Urgent Cares all across the east coast about to be flooded with C-level doctors in several years.
 
Cops dont pay to train to be po po, Firefighters dont pay to train to sit in firehouse all day and make sandwiches, Soldiers get paid to learn to be infantry, Navy pays enlistees to learn to sail warships.

Why should doctors pay? They provide such a basic, and necessary service/component to society.
If they have a degree in criminal justice, cops certainly do pay.
 
Also all the people saying durr now we're gonna have shitty doctors, what does paying for tuition have to do with passing med school?
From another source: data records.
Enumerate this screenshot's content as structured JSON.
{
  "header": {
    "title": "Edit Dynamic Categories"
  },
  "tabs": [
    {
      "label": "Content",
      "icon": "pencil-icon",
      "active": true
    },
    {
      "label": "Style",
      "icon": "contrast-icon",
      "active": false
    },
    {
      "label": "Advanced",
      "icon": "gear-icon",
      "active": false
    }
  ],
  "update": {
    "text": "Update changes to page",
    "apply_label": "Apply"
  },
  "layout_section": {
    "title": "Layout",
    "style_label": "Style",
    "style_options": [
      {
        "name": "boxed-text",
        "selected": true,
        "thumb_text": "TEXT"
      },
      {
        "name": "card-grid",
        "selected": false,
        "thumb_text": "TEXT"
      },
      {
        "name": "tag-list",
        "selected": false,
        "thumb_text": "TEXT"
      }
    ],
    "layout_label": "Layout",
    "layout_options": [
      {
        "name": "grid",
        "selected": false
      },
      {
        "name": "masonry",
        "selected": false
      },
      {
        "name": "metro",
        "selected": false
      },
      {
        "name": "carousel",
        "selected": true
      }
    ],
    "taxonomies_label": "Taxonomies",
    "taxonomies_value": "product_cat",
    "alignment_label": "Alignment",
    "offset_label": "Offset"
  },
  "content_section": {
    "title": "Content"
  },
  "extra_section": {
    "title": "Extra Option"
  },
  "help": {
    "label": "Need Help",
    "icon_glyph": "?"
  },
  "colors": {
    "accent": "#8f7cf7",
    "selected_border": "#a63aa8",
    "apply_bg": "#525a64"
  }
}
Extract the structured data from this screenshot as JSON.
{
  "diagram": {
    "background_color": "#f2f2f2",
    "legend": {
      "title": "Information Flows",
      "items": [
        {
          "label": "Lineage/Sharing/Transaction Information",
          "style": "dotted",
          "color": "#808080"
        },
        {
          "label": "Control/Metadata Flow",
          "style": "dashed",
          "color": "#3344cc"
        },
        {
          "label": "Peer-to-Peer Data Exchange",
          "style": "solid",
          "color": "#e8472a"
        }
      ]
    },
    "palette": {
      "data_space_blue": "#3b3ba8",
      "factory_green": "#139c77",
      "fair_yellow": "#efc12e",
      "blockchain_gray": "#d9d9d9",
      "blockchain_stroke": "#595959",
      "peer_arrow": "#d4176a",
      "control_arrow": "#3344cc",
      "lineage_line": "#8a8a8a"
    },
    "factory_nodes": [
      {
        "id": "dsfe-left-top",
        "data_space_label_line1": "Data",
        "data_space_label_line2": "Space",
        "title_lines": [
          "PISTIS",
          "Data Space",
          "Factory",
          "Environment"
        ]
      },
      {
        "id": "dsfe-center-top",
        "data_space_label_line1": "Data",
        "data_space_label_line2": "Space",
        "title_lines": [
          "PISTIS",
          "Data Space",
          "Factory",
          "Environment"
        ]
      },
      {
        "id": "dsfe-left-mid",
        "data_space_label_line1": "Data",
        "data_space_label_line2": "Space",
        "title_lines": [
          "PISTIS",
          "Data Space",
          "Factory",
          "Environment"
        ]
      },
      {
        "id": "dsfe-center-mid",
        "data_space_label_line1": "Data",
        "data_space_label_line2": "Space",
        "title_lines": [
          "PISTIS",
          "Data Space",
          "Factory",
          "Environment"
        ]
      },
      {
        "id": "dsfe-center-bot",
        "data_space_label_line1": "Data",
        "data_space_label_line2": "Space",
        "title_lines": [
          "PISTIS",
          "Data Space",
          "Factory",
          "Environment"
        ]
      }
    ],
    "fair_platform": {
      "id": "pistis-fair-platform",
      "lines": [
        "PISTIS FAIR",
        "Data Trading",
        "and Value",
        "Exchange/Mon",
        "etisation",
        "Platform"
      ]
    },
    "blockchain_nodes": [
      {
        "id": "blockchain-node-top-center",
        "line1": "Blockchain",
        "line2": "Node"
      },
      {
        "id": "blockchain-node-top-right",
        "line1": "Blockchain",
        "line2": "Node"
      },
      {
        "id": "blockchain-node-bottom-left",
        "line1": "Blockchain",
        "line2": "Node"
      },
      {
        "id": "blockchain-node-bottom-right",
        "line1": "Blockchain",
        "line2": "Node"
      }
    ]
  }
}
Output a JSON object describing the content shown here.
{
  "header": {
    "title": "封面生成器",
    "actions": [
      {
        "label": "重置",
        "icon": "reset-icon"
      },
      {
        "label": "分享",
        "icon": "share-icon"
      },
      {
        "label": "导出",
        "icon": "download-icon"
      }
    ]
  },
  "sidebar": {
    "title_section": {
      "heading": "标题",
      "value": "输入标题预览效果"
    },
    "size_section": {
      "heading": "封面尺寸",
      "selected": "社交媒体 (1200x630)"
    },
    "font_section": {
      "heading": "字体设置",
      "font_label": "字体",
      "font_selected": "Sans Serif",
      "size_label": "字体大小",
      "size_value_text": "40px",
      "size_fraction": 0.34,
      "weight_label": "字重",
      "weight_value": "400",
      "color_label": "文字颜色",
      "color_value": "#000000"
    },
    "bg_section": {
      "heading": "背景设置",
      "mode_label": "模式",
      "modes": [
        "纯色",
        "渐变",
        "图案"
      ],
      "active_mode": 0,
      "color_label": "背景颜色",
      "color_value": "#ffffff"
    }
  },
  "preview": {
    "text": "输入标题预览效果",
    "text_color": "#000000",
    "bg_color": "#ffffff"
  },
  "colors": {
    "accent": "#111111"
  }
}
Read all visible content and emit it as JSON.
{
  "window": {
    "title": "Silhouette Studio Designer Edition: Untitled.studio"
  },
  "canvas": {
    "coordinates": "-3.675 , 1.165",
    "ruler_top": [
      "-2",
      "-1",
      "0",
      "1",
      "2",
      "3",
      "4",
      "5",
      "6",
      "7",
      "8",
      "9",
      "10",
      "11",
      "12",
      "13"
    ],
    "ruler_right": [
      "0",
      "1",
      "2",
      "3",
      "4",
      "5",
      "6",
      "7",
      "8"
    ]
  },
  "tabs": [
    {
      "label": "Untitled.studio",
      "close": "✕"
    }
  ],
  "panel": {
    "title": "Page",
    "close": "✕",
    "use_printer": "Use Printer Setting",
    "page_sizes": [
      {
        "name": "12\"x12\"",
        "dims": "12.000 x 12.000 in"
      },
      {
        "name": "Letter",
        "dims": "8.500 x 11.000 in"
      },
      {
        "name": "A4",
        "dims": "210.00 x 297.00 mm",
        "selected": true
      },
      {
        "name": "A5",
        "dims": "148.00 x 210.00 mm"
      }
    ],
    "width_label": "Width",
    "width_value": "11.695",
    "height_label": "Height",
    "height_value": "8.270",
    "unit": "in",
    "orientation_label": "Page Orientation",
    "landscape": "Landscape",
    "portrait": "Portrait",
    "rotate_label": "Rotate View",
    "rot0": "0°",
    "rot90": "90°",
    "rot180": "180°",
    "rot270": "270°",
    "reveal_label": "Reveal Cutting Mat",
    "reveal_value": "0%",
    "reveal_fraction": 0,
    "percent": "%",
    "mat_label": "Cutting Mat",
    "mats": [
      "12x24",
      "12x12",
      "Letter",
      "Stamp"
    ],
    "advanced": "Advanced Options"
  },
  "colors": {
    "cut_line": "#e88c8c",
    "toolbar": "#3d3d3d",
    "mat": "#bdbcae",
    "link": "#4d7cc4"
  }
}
It's not like random hobos off the street are passing med school.
 
Working at a hospital, these comments could not be truer and made me laugh hard. In the small company I work for we have 25 nguyens out of like 150 people. I cant even see how many Lee's we have on one page.
what motivated you to notice this, let alone point it out jokingly in an internet forum? Would you find it noteworthy seeing a bunch of Irish surnames in a Boston hospital? I don't understand what makes people think they have made some unique observation upon seeing Viet/Filipino nurses or Indian doctors.
 
If I was still in my 20s and I could go to medical school for free I would do it.
 
what motivated you to notice this, let alone point it out jokingly in an internet forum? Would you find it noteworthy seeing a bunch of Irish surnames in a Boston hospital? I don't understand what makes people think they have made some unique observation upon seeing Viet/Filipino nurses or Indian doctors.
It was just funny cause they all have the same name and the two posters metioned it, relax dude. Sounds like you get triggered easily.
 
In theory that could change the way that medicine is practiced. I predict though that much will remain the same.
 
Urgent Cares all across the east coast about to be flooded with C-level doctors in several years.
This doesn't even make sense.

If anything, you'd get a more varied skill level of doctors in Urgent Care/Primary Care. More med students could make decisions on residency based off of interests instead of needing to focus on paying off 6 figure debt.